Accreditation and Recognition Standards for Programs Preparing Teachers of Science
Program accreditation and state licensure standards for science teacher preparation should equal or exceed those articulated for recognition by NSTA in the Standards for Science Teacher Preparation. Standards should
- support the needs of the communities served and be informed by the research, best practices, and vision of professional science teachers, science teacher educators, and pure and applied scientists;
- incorporate the goals for science learning, the science knowledge, and the specialized knowledge of science teaching and learning identified in the Framework and the NGSS;
- license teachers only when they demonstrate conceptual and procedural understanding and proficiency in science and in science teaching appropriate for the grade levels the teacher is preparing to teach;
- ensure that the documentation of proficiency in teaching includes evidence of effective teaching that fosters student achievement;
- require development and maintenance by experts in science teaching, science teacher education, pure and applied science fields, as well as representatives of the communities served; and
- be amended periodically as the relevant knowledge in science, cognition, teaching, and the society evolve.
—Adopted by the NSTA Board of Directors, July 2004
Revised, February 2017
National Research Council. 2012. A framework for K–12 science education: Practices, crosscutting concepts, and core ideas.
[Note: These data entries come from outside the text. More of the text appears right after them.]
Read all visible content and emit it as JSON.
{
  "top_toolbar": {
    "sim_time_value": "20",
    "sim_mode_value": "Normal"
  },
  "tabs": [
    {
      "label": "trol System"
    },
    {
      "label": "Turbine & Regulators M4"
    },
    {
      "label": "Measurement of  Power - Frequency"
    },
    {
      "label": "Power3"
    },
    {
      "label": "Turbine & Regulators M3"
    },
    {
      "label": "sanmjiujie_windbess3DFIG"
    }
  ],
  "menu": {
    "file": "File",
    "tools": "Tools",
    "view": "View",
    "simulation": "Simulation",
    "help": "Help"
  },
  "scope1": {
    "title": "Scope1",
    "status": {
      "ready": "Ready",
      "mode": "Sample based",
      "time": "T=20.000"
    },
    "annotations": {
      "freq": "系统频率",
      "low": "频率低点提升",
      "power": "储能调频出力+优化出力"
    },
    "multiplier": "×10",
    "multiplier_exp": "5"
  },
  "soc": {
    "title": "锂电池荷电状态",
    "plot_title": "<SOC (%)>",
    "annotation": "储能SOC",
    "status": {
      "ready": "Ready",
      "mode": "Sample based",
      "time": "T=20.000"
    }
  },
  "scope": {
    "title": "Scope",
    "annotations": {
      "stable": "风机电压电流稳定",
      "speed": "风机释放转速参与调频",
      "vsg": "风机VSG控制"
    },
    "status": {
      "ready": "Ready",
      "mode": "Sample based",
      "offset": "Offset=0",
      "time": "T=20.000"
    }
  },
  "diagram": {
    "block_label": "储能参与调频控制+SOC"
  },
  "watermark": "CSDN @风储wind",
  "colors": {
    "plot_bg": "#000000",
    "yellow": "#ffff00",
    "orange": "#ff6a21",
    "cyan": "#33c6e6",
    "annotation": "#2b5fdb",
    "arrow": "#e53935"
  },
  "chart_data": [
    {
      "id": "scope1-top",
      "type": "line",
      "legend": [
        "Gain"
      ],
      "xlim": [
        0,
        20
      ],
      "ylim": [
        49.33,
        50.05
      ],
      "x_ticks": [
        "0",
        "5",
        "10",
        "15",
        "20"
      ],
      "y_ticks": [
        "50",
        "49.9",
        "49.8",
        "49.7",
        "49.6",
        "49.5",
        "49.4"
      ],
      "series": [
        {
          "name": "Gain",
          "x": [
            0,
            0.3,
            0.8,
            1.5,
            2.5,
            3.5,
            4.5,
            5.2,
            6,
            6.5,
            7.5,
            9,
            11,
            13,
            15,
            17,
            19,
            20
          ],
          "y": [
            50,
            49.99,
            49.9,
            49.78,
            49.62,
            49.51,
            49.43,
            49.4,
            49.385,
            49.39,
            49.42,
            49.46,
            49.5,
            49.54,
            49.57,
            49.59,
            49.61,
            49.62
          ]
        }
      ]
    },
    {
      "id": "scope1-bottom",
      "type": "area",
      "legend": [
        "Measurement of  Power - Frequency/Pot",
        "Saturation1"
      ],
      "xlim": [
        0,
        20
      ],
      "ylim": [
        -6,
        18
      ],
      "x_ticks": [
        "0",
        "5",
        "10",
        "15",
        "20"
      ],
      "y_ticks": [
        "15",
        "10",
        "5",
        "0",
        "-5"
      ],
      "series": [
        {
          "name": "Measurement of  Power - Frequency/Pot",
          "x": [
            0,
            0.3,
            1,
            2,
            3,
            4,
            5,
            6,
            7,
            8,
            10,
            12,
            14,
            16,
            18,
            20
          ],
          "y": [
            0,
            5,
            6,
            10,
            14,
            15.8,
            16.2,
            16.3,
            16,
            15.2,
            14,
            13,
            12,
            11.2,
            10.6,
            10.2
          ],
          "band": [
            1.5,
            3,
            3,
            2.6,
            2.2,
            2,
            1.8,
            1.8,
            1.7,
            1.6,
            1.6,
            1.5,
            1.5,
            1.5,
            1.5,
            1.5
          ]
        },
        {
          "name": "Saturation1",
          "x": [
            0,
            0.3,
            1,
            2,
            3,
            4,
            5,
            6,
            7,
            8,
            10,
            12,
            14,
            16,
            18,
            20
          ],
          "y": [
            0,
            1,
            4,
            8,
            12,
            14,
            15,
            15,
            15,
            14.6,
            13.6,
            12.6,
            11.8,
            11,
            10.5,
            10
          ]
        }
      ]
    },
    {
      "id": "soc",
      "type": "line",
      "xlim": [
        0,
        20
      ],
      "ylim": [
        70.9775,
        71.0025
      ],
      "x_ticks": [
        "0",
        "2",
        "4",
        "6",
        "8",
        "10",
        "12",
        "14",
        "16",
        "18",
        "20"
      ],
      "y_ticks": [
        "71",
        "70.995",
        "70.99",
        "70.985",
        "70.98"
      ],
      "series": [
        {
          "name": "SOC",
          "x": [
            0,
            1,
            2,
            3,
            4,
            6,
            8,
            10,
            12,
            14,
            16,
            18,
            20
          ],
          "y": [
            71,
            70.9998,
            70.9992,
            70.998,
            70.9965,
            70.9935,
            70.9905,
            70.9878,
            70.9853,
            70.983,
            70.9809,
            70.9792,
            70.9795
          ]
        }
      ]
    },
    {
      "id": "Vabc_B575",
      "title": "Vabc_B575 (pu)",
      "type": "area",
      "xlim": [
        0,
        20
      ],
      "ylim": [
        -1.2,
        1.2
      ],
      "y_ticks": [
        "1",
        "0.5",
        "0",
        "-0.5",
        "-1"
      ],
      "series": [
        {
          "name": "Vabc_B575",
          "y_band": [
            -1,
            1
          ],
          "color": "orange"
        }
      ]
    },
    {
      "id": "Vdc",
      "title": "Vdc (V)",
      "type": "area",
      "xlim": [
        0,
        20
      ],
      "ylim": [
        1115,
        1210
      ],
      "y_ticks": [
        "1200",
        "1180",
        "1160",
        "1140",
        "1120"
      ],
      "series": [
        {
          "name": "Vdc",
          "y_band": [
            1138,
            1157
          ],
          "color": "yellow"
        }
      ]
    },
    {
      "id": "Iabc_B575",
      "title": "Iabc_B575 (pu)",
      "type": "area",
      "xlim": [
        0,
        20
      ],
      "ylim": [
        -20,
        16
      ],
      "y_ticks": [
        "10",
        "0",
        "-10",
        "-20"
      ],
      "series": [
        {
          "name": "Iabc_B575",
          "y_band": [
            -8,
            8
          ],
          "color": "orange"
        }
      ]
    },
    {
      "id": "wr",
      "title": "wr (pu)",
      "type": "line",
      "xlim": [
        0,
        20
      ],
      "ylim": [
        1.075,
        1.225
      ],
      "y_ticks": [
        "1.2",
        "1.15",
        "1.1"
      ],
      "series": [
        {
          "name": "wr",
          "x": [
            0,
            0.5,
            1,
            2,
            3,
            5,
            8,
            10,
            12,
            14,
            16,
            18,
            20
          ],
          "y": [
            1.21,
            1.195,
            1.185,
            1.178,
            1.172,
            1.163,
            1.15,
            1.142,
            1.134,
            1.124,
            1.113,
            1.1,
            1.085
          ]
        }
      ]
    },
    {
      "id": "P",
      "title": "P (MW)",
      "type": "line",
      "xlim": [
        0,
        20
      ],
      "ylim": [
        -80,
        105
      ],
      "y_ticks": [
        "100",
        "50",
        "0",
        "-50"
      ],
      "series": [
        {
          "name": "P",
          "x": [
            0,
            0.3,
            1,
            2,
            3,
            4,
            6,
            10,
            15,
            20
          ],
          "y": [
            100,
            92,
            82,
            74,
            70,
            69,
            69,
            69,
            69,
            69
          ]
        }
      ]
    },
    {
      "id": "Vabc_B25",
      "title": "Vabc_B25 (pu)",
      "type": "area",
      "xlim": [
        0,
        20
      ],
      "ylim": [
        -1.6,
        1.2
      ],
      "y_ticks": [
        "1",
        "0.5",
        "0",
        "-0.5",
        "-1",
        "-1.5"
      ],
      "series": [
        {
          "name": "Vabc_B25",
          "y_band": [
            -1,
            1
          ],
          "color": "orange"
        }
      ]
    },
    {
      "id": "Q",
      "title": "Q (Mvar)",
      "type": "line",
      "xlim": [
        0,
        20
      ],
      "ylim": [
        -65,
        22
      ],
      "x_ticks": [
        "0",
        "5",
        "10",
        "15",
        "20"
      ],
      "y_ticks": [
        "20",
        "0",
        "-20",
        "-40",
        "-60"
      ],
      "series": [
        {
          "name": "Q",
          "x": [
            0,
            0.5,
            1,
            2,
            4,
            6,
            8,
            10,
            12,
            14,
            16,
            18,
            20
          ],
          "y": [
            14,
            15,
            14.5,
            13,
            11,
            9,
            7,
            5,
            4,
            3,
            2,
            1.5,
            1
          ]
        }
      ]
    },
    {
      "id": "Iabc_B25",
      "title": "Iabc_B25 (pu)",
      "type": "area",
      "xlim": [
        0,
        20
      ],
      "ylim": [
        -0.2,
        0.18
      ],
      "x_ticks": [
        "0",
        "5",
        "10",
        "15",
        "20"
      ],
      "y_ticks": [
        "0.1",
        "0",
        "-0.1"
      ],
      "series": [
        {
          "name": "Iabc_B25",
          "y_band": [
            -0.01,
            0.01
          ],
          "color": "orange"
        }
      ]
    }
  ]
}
Washington, DC: National Academies Press.
National Research Council. 2015. Science teachers learning: Enhancing opportunities, creating supportive contexts. Washington, DC: National Academies Press.
National Science Teachers Association, 2012. Standards for science teacher preparation. Arlington, VA: National Science Teachers Association.
NGSS Lead States. 2013. Next generation science standards: For states, by states. Washington, DC; National Academies Press.